Over where the presets were in the Develop mode, you will now find a series of Filters that can be applied to your image. As you did with the previous module, you can click on one, then the four preview thumbnails of the filters for that set on your image.
You can also select the filters on the right under Overall Settings. If you know which one you want to choose then you can just select it there. When you do make the selection you will see that a new window will open up. In there you can adjust the filter as you want it. You can change the opacity, along with other settings that are used to make the filter. You don’t have to accept everything the filter gives you, feel free to tweak the options to your liking.
Once again, you should try them all and see how they work. Try adding several filters to the same image. If you don’t like it you can press Ctrl/Cmd+Z to remove it. Otherwise, click the cross in the top right corner.

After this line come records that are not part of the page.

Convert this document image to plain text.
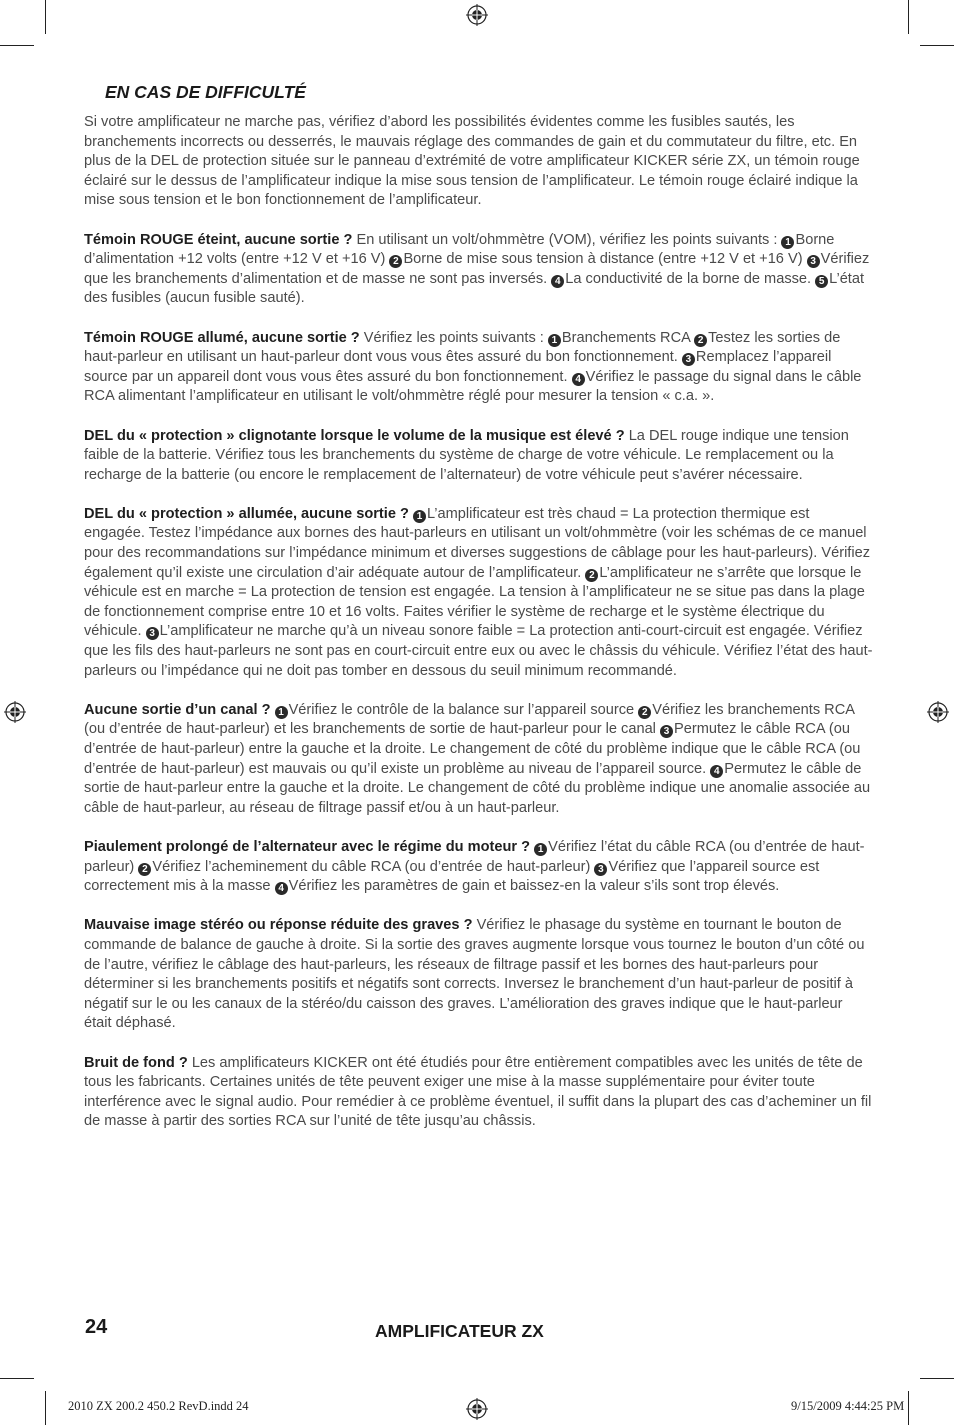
EN CAS DE DIFFICULTÉ

Si votre amplificateur ne marche pas, vérifiez d’abord les possibilités évidentes comme les fusibles sautés, les branchements incorrects ou desserrés, le mauvais réglage des commandes de gain et du commutateur du filtre, etc. En plus de la DEL de protection située sur le panneau d’extrémité de votre amplificateur KICKER série ZX, un témoin rouge éclairé sur le dessus de l’amplificateur indique la mise sous tension de l’amplificateur. Le témoin rouge éclairé indique la mise sous tension et le bon fonctionnement de l’amplificateur.

Témoin ROUGE éteint, aucune sortie ? En utilisant un volt/ohmmètre (VOM), vérifiez les points suivants : 1 Borne d’alimentation +12 volts (entre +12 V et +16 V) 2 Borne de mise sous tension à distance (entre +12 V et +16 V) 3 Vérifiez que les branchements d’alimentation et de masse ne sont pas inversés. 4 La conductivité de la borne de masse. 5 L’état des fusibles (aucun fusible sauté).

Témoin ROUGE allumé, aucune sortie ? Vérifiez les points suivants : 1 Branchements RCA 2 Testez les sorties de haut-parleur en utilisant un haut-parleur dont vous vous êtes assuré du bon fonctionnement. 3 Remplacez l’appareil source par un appareil dont vous vous êtes assuré du bon fonctionnement. 4 Vérifiez le passage du signal dans le câble RCA alimentant l’amplificateur en utilisant le volt/ohmmètre réglé pour mesurer la tension « c.a. ».

DEL du « protection » clignotante lorsque le volume de la musique est élevé ? La DEL rouge indique une tension faible de la batterie. Vérifiez tous les branchements du système de charge de votre véhicule. Le remplacement ou la recharge de la batterie (ou encore le remplacement de l’alternateur) de votre véhicule peut s’avérer nécessaire.

DEL du « protection » allumée, aucune sortie ? 1 L’amplificateur est très chaud = La protection thermique est engagée. Testez l’impédance aux bornes des haut-parleurs en utilisant un volt/ohmmètre (voir les schémas de ce manuel pour des recommandations sur l’impédance minimum et diverses suggestions de câblage pour les haut-parleurs). Vérifiez également qu’il existe une circulation d’air adéquate autour de l’amplificateur. 2 L’amplificateur ne s’arrête que lorsque le véhicule est en marche = La protection de tension est engagée. La tension à l’amplificateur ne se situe pas dans la plage de fonctionnement comprise entre 10 et 16 volts. Faites vérifier le système de recharge et le système électrique du véhicule. 3 L’amplificateur ne marche qu’à un niveau sonore faible = La protection anti-court-circuit est engagée. Vérifiez que les fils des haut-parleurs ne sont pas en court-circuit entre eux ou avec le châssis du véhicule. Vérifiez l’état des haut-parleurs ou l’impédance qui ne doit pas tomber en dessous du seuil minimum recommandé.

Aucune sortie d’un canal ? 1 Vérifiez le contrôle de la balance sur l’appareil source 2 Vérifiez les branchements RCA (ou d’entrée de haut-parleur) et les branchements de sortie de haut-parleur pour le canal 3 Permutez le câble RCA (ou d’entrée de haut-parleur) entre la gauche et la droite. Le changement de côté du problème indique que le câble RCA (ou d’entrée de haut-parleur) est mauvais ou qu’il existe un problème au niveau de l’appareil source. 4 Permutez le câble de sortie de haut-parleur entre la gauche et la droite. Le changement de côté du problème indique une anomalie associée au câble de haut-parleur, au réseau de filtrage passif et/ou à un haut-parleur.

Piaulement prolongé de l’alternateur avec le régime du moteur ? 1 Vérifiez l’état du câble RCA (ou d’entrée de haut-parleur) 2 Vérifiez l’acheminement du câble RCA (ou d’entrée de haut-parleur) 3 Vérifiez que l’appareil source est correctement mis à la masse 4 Vérifiez les paramètres de gain et baissez-en la valeur s’ils sont trop élevés.

Mauvaise image stéréo ou réponse réduite des graves ? Vérifiez le phasage du système en tournant le bouton de commande de balance de gauche à droite. Si la sortie des graves augmente lorsque vous tournez le bouton d’un côté ou de l’autre, vérifiez le câblage des haut-parleurs, les réseaux de filtrage passif et les bornes des haut-parleurs pour déterminer si les branchements positifs et négatifs sont corrects. Inversez le branchement d’un haut-parleur de positif à négatif sur le ou les canaux de la stéréo/du caisson des graves. L’amélioration des graves indique que le haut-parleur était déphasé.

Bruit de fond ? Les amplificateurs KICKER ont été étudiés pour être entièrement compatibles avec les unités de tête de tous les fabricants. Certaines unités de tête peuvent exiger une mise à la masse supplémentaire pour éviter toute interférence avec le signal audio. Pour remédier à ce problème éventuel, il suffit dans la plupart des cas d’acheminer un fil de masse à partir des sorties RCA sur l’unité de tête jusqu’au châssis.

24	AMPLIFICATEUR ZX
2010 ZX 200.2 450.2 RevD.indd 24	9/15/2009 4:44:25 PM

Layers can be scary, but once you know what they are and how to use them you will see a lot more opportunities open up for your image.
You can change the sky if you aren’t happy with what is there in your shot. ON1 makes this very easy with the masking brush. You can make it so that you only mask particular colors, for example, so you can remove just that one and show the image that is below.
To replace your sky or to add textures you have to be able to work with layers and learn about blending them. It can be very hard to grasp at the beginning, but if you keep experimenting you will figure it out.
This is where you can resize your images depending on what you are going to do with them. For most of us, that is probably going to mean doing images for Social Media. However, there are a lot of other options available so you can prepare your images for printing or whatever you need.
If you want big prints, Resize uses Genuine Fractals® technology to enlarge your images.
If you really want to go to this level then consider watching the many videos available on their YouTube channel or on their website under product training. ON1 also has a great community (called ON1 Plus Pro, which is $149 annually, regular price) and always includes the latest edition of ON1 Photo RAW as a perpetual license. Or you can buy the lower priced standard membership, ON1 Plus, for just $49.99 per year without the upgrade to the next version of ON1 Photo RAW. ON1 Photo RAW 2018 is available for $119.99 for new customers and an upgrade price of $99.99 for previous owners.
The entire community is always happy to help you learn. The membership also includes different coaches, themes, and topics each month to teach to the Plus community. Some of the names coming to ON1 Plus this year include Matt Kloskowski, Tamara Lackey, Don Komarechka, Colin Smith, Hudson Henry, Colby Brown, James Brandon, Jim Welninski, and Dan Harlacher the Product Director.
You will find many videos that take you through the more complicated parts of the program step by step. Dan has a great voice and is a great instructor. They are all really good.
Whether you are a beginner or more advanced user, ON1 Photo RAW will have what you need. It isn’t a hard program to learn, especially with all the added support that ON1 offers. If you are a very beginner then it is the perfect place to start and grow into.
Disclaimer: ON1 is a dPS advertising partner.